Search code examples
regexelixirpcre

Regex, English to Pig Latin - how to fix capitalization


Edit: the original question was off topic, editing to correct.

I'm working through some coding challenges learning Elixir and came across one to translate English into Pig Latin on Wikipedia.

I started working out regex for different rules and realized doing it all in one shouldn't be that difficult. After playing with it a little I've arrived at the following to match and convert a single word at a time.

Elixir is supposed to use PCRE compatible regex but I haven't been able to figure out a way to get \u one character to upper and \L All characters to lower to work in elixir string replacement. I've tried several variations of working those into the replacement string but am completely failing to find a way that works.
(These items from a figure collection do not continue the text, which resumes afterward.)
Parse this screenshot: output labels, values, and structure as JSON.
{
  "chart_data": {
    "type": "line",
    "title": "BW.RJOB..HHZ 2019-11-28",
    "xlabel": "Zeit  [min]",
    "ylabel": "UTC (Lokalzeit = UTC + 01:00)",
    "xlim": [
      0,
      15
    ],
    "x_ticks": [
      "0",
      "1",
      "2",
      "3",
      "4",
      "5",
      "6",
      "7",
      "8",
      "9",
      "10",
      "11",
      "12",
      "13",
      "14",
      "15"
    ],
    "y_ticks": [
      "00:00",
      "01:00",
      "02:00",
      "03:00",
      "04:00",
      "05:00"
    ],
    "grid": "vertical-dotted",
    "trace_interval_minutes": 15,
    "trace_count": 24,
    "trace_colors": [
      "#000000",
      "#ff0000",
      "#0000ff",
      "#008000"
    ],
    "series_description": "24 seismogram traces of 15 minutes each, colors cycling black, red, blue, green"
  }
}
Is there a way using pure Regex in elixir String.replace it do I need to just handle the rest in regular code?

iex(21)> regex = ~r/(^(?:[aeiouAEIOU]|[XYxy][^aeiouy])(?:.*))|(?:^([A-Z][^aeiou]*(?:u)?)([aeiouy].*))|(?:^([^aeiou]*(?:u)?)([aeiouy].*))/
~r/(^(?:[aeiouAEIOU]|[XYxy][^aeiouy])(?:.*))|(?:^([A-Z][^aeiou]*(?:u)?)([aeiouy].*))|(?:^([^aeiou]*(?:u)?)([aeiouy].*))/
iex(22)> String.replace("Squirl", regex, "\\1\\u\\3\\L2\\5\\4ay")
"\\uirl\\L2ay"
iex(23)> String.replace("Squirl", regex, "\\1\\3\\2\\5\\4ay")
"irlSquay"

Original question below:

One note the challenge I'm completely says words that start with a vowel just append 'ay' to the end. Some other instructions say "way" or "yay"

Powershell version:

[Regex]$reg = '(^(?:[aeiou]|[xy][^aeiouy])(?:.*))|(?:^([^aeiou]*(?:u)?)([aeiouy].*))'
'powershell' -replace $reg, ('$1$3$2' + 'ay')

Elixir version:

regex = ~r/(^(?:[aeiou]|[xy][^aeiouy])(?:.*))|(?:^([^aeiou]*(?:u)?)([aeiouy].*))/i
String.replace("elixir", regex, "\\1\\3\\2ay")

This seems to easy, are there the cases I'm missing?


Solution

  • From the elixir regex documentation, you can see it is based on erlang's :re which clearly states:

    The matching algorithms of the library are based on the PCRE library, but not all of the PCRE library is interfaced

    And then:

    Unsupported Escape Sequences

    In Perl, the sequences \l, \L, \u, and \U are recognized by its string handler and used to modify the case of following characters. PCRE does not support these escape sequences.


    Workaround

    You have to use String.replace with "a function that receives the matched pattern and must return the replacement as a string or iodata" as the replacement (third) parameter.